Only one of the six vitreous samples taken had a culture-positive growth. This is lower than previous studies, where the culture-positive results in traumatic endophthalmitis varied from 50 to 87%.1,9,15 The patients in our study may have had less virulent causative organisms accounting for the reduced rate of culture-positive growth and the reasonable visual outcomes. The fact that the patients showed a clinical improvement in the size of the hypopyon after the intravitreal antibiotics and prior to the commencement of any topical steroids strongly suggests that the inflammation was because of infective endophthalmitis. The culture-positive rate in endophthalmitis following cataract surgery in the same ophthalmology units is low at 40% in comparison to 69% in the Endophthalmitis Vitrectomy Study.16 In the light of these findings of low culture rates, plans are being carried out to use enrichment media in future cases to try and increase the yield—a method not previously practised in these units. Polymerase chain reaction of the vitreous aspirate may have been useful in this study as it can often identify the causative organism when cultures are negative.17

Patient 7 had a poor final acuity (LP). However, he had a poor initial visual acuity, retinal detachment, and cataract at the time of surgery and a large foreign body (6 mm), which are all factors associated with poor visual outcome. Other factors associated with a poor visual outcome are virulent causative organism and delay in treatment of the endophthalmitis.2,15

Obviously, delay of vitrectomy may not be suitable in all cases of traumatic endophthalmitis. In this series, none of the IOFBs were organic material. In this situation, the causative organism may be fungal, and immediate vitrectomy may be a more appropriate management option.

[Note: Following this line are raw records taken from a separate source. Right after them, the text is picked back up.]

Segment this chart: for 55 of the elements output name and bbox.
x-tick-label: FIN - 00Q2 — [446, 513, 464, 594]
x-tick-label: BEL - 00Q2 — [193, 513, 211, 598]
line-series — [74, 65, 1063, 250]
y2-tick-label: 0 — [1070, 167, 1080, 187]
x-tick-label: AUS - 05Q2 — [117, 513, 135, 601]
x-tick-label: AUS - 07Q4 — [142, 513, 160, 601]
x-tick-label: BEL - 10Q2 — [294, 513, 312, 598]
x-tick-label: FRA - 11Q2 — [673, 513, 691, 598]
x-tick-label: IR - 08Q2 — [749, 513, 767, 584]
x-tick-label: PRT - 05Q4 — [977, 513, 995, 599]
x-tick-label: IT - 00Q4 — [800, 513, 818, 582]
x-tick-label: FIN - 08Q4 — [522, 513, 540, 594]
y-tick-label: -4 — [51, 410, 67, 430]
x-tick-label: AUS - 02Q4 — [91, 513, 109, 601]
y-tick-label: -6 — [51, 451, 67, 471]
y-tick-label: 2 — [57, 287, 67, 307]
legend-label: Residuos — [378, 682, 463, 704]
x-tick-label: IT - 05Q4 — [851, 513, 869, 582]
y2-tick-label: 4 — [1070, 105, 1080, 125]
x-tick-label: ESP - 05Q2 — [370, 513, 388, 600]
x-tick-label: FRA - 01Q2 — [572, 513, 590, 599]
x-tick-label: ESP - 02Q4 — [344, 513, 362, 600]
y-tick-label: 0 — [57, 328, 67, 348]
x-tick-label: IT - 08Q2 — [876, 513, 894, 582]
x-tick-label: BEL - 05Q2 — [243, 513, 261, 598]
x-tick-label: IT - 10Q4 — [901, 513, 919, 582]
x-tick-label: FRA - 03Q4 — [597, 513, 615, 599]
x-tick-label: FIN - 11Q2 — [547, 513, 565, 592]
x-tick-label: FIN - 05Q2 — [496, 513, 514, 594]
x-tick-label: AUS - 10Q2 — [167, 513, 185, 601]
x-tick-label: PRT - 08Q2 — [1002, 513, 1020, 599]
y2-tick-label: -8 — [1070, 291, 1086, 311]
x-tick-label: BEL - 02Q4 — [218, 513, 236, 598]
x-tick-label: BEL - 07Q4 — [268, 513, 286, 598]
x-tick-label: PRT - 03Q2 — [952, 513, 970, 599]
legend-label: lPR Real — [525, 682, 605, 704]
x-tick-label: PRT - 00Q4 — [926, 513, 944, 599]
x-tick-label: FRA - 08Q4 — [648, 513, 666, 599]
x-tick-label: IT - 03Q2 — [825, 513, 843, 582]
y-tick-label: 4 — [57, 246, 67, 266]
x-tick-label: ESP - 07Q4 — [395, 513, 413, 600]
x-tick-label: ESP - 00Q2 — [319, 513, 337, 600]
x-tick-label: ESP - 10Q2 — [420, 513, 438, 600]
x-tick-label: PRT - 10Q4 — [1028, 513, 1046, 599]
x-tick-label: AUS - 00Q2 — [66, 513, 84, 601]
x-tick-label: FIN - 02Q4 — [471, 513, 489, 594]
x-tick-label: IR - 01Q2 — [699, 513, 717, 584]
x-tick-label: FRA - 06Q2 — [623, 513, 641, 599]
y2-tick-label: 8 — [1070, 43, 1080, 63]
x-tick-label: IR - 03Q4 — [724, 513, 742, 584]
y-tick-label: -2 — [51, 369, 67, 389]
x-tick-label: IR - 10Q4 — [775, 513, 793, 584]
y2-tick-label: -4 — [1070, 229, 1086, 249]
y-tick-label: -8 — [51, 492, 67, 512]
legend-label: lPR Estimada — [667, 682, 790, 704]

An obvious limitation of this study is the small number of cases involved. Clearly, further cases are needed before comment can be made on whether immediate intravitreal antibiotics and delayed vitrectomy is a suitable alternative to immediate vitrectomy and removal of IOFB in patients with endophthalmitis and retained IOFB. This series has, however, shown promising results in a condition which has for years been associated with poor visual outcomes.

While a multicentre study addressing this management issue would seem desirable, it is likely that the many variables involved in traumatic endophthalmitis with retained IOFB will mean that a definitive answer is unobtainable. Consequently, the decision on when to remove the IOFB is more likely to be determined by the individual surgeon and the availability of a vitreo-retinal service.